Defendant argues that his former attorney's testimony was proper evidence for corroborating defendant's explanation of his prior testimony and for establishing the meaning he had ascribed to the legal terminology used and the circumstances surrounding his prior testimony.
In striking the proffered testimony the trial court reasoned that the defendant was available to explain or contradict his own former testimony. Since the court found that the proffered testimony established only what his former attorney thought or what he thought West thought and what pretrial preparation had been made in the former proceeding, the court further found the proffered testimony was irrelevant.

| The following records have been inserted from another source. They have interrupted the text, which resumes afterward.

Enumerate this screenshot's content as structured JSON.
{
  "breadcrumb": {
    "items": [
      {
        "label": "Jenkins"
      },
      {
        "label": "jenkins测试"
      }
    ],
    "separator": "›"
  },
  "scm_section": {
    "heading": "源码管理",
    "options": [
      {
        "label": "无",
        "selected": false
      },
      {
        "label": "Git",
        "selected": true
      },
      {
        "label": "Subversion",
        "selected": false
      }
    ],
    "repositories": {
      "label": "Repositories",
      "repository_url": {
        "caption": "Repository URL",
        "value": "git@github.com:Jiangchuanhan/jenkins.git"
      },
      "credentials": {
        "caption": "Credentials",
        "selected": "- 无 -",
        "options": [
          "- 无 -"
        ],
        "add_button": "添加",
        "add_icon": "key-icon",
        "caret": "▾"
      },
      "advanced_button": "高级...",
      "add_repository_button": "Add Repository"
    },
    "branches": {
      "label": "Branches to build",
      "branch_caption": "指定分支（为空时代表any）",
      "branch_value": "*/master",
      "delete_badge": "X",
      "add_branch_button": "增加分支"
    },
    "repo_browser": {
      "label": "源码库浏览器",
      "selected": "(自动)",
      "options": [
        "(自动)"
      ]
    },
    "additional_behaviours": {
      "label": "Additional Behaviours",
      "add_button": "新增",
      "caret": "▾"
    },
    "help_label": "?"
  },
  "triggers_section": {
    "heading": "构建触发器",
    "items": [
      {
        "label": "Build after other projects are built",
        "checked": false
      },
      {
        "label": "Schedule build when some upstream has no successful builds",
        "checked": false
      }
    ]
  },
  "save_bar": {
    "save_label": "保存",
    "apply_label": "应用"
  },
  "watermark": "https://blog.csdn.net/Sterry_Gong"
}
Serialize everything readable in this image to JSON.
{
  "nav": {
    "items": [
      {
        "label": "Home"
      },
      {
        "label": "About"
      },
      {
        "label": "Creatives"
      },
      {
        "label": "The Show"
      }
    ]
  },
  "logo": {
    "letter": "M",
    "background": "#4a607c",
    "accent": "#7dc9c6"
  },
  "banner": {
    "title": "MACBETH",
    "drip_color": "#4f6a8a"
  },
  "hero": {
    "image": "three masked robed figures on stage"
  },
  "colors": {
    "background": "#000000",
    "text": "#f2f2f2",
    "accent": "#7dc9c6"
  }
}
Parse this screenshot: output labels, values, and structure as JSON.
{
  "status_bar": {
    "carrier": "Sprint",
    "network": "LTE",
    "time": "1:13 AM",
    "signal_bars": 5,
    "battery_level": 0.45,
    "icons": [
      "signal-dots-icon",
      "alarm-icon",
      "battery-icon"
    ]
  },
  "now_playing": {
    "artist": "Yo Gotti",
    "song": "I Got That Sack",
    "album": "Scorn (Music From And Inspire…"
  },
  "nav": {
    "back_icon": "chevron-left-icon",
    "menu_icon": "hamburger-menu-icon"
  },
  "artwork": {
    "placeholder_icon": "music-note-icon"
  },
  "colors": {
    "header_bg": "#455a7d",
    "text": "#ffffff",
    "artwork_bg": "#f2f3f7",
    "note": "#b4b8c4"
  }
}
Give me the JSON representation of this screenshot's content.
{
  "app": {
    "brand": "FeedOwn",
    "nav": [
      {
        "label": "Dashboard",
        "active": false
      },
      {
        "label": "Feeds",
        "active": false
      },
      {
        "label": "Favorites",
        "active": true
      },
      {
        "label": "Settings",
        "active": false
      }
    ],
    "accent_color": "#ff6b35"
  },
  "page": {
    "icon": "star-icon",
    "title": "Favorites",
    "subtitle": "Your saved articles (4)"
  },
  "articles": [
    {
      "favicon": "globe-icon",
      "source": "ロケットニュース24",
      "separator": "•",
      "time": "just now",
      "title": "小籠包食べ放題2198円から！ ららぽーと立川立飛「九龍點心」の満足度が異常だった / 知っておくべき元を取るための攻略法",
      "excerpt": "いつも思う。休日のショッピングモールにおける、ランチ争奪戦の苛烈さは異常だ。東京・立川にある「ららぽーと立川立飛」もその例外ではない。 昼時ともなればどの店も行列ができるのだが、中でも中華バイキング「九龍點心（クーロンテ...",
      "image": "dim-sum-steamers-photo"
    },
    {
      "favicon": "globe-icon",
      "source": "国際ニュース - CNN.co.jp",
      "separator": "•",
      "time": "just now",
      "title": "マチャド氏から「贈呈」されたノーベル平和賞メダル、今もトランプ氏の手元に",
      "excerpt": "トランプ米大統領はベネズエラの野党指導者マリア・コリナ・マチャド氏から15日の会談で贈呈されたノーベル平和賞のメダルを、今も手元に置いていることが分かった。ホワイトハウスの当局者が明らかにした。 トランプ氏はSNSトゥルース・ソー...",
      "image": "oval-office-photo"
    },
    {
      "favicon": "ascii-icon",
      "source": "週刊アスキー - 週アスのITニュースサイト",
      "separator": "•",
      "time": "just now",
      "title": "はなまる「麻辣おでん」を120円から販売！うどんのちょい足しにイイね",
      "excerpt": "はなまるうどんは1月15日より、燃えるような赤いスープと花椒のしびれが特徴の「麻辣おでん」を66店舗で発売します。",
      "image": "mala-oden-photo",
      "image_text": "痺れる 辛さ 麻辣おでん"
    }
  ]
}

We find no reversible error in this regard. The trial court had previously admitted into evidence the transcript of the former proceeding. The court indicated that it would weigh the import of defendant's prior testimony and consider it for its worth. The court undoubtedly was aware of the nature of that proceeding and the context of defendant's testimony therein. We do not view defendant's admissions in the prior proceeding to be properly qualified or explained by his former attorney's interpretation of defendant's knowledge and understanding. This is true especially since the former testimony was elicited from West by his own attorney and it was motivated precisely for the contrary purpose then of establishing as true what West now denies. The proffered testimony is not so much irrelevant as incompetent evidence. Inasmuch as defendant testified to precisely the same issues as those for which the deposition was offered in corroboration, we cannot say he was prejudiced by its exclusion.
For all of the foregoing reasons the judgment of the circuit court of Johnson County is affirmed.
HARRISON and KASSERMAN, JJ., concur.